For the second time in four months, the Illinois Racing Board (IRB) Jan. 21 declined a request by the Illinois Thoroughbred Horsemen's Association (ITHA) to put $4.9 million of “recaptured” purse funds in escrow so that money can only be collected by Arlington Park if the track runs its entire slate of 68 dates in 2021.
During Thursday's IRB meeting, the ITHA restated the same argument it articulated back on Sept. 16, when the 2021 dates were initially granted: that the Illinois racing community doesn't have faith that Churchill Downs, Inc. (CDI), the gaming corporation that owns Arlington, will follow through on running a race meet in its entirety, so ITHA wants the statutorily legal recapture funds conditionally withheld by the IRB as a cudgel of compliance.

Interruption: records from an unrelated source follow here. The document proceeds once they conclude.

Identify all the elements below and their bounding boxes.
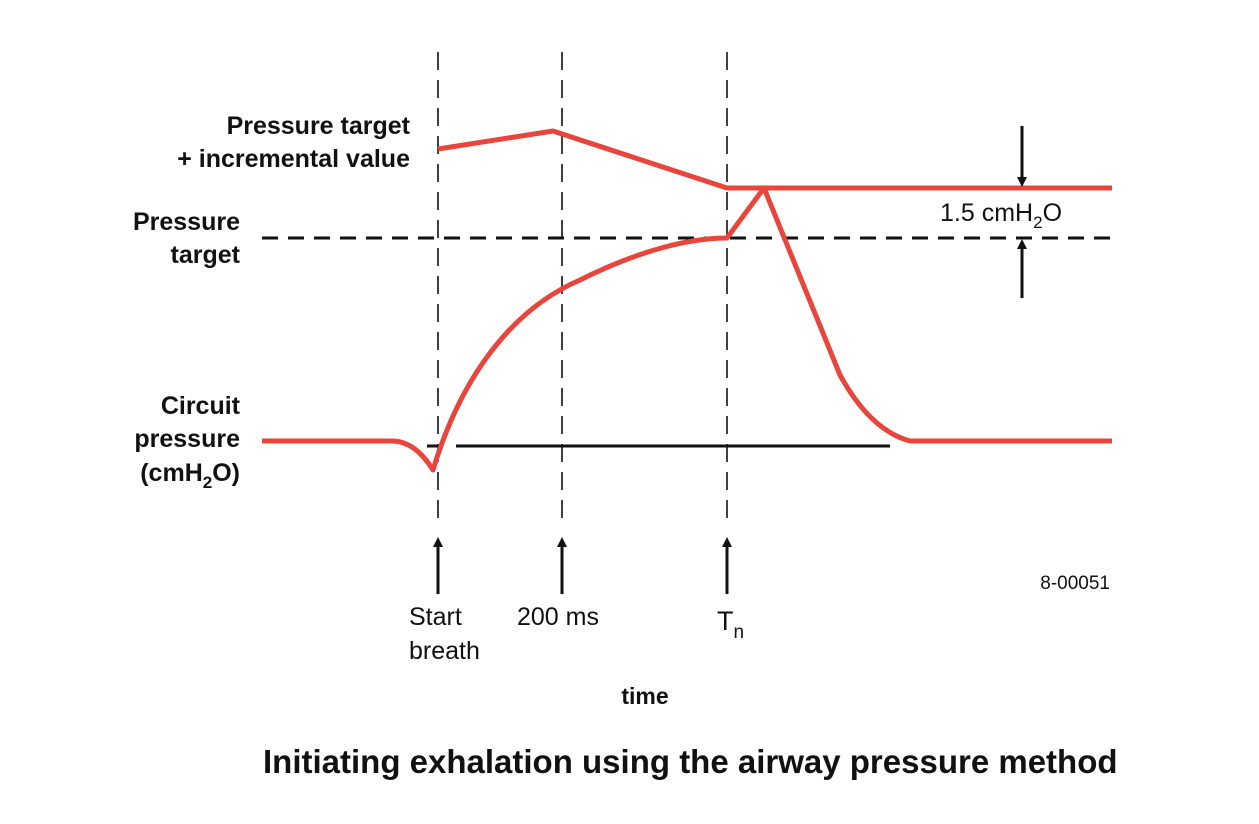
label-start-breath-2: breath	[409, 637, 480, 665]
label-circuit-pressure-1: Circuit	[161, 392, 241, 420]
x-axis-label: time	[621, 683, 668, 709]
label-tn: Tn	[717, 606, 744, 643]
offset-subscript: 2	[1033, 213, 1042, 232]
label-start-breath-1: Start	[409, 603, 462, 631]
tn-subscript: n	[734, 622, 745, 643]
label-pressure-target-incremental-2: + incremental value	[177, 145, 410, 173]
unit-suffix: O)	[212, 459, 240, 487]
unit-subscript: 2	[203, 473, 212, 492]
offset-prefix: 1.5 cmH	[940, 199, 1033, 227]
pressure-target-incremental-curve	[437, 128, 1112, 191]
label-200ms: 200 ms	[517, 603, 599, 631]
label-offset-value: 1.5 cmH2O	[940, 199, 1062, 232]
unit-prefix: (cmH	[140, 459, 203, 487]
label-circuit-pressure-2: pressure	[134, 425, 240, 453]
figure-caption: Initiating exhalation using the airway p…	[263, 743, 1118, 780]
label-pressure-target-incremental-1: Pressure target	[227, 112, 411, 140]
figure-id: 8-00051	[1040, 573, 1110, 594]
label-pressure-target-1: Pressure	[133, 208, 240, 236]
circuit-pressure-curve	[262, 185, 1112, 473]
offset-suffix: O	[1043, 199, 1062, 227]
tn-main: T	[717, 606, 734, 636]
label-pressure-target-2: target	[171, 241, 241, 269]
label-circuit-pressure-unit: (cmH2O)	[140, 459, 240, 492]
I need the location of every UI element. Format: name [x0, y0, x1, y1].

The litany of distrust between the ITHA and Arlington is based on three recent incidents: 1) A stunning 2019 decision by CDI to intentionally miss a deadline to apply for racino licensure at Arlington after working for more than a decade with the ITHA to get a gaming law passed; 2) An acrimonious eight-month battle over race-meet contracts for 2020 and 2021 that included numerous blown deadlines and required IRB mediation; and 3) Comments made last July 30 by Bill Carstanjen, CDI's chief executive officer, that CDI will honor its 2021 race meet contract with the ITHA “if we elect to do so” and that the Arlington property “will have a higher and better purpose for something else at some point.”
Recapture has been a controversial entity unique to Illinois racing for 25 years. It's based on a 1995 law that states that if in any given year, total Illinois handle falls below 75% of the state's 1994 benchmark, any track whose handle also falls below its own 1994 individual benchmark is entitled to deduct 2% of the difference from its horsemen's purse account.
To give a long-view example of how much money that law has cost Illinois purse accounts since its implementation, David McCaffrey, the ITHA's executive director, testified Thursday that Thoroughbred and harness tracks statewide over the decades have reaped $298 million in recaptured funds, with Arlington alone raking back $98 million in money that had been earned for purses.
ITHA President Michael Campbell added that recapture “is harmful. It is what has caused the almost total erosion of the industry in Illinois.”
But although they have a problem with the recapture law itself, McCaffrey and Campbell both admitted that Arlington is not doing anything illegal in taking the recapture money according to the Illinois statute.
“It's their legislative right,” Campbell said. “But at the same time, it doesn't mean that it's a good law.”
Campbell noted that Hawthorne Race Course, the other stop on the two-track Chicago circuit, is deferring any collection of its recapture funds until more money is generated for purses when the Hawthorne racino gets up and operational.
Yet Arlington president Tony Petrillo testified that his track already does work with the ITHA to the extent that, “Arlington, prior to this year, has voluntarily capped or put a ceiling on recapture of $4.5 million.”
Petrillo added: “Regarding the [escrow] payment schedule that the ITHA is seeking, first I would say Arlington should not be treated differently than any other racetrack in those terms…. We cannot control the results of the pandemic…. We have accepted 68 days of racing [and] fully intend to run those 68 days of racing…. I don't think [escrowing the recapture funds] would be in the best interest of racing and to set that type of precedent.”
Back in September, when the ITHA first asked the IRB to hold back 2021 recapture funds until Arlington's 68-date season was completed, the IRB's attorney said that statutory provisions didn't allow the attachment of such a stipulation to dates orders. Based on that advice, board members at that time voted 6-0 to grant Arlington's schedule with no escrow strings attached.
But it was noted at that same meeting that the ITHA could bring up the subject again in January, when the IRB had to vote upon setting the 2021 recapture payment schedule.
Yet on Thursday, after hearing from both the ITHA and Arlington for 25 minutes on the topic, no IRB members stepped forward to attach the ITHA's escrow request to the motion listed on the agenda to certify the recapture amounts.
In fact, the IRB didn't even discuss the issue prior to voting 6-0 to release the recapture payments as requested by the tracks.
For Illinois' three Thoroughbred tracks, the approved recapture amounts this year will be: Arlington ($4,948,020), Hawthorne ($2,879,530) and Fairmount Park ($1,934,464).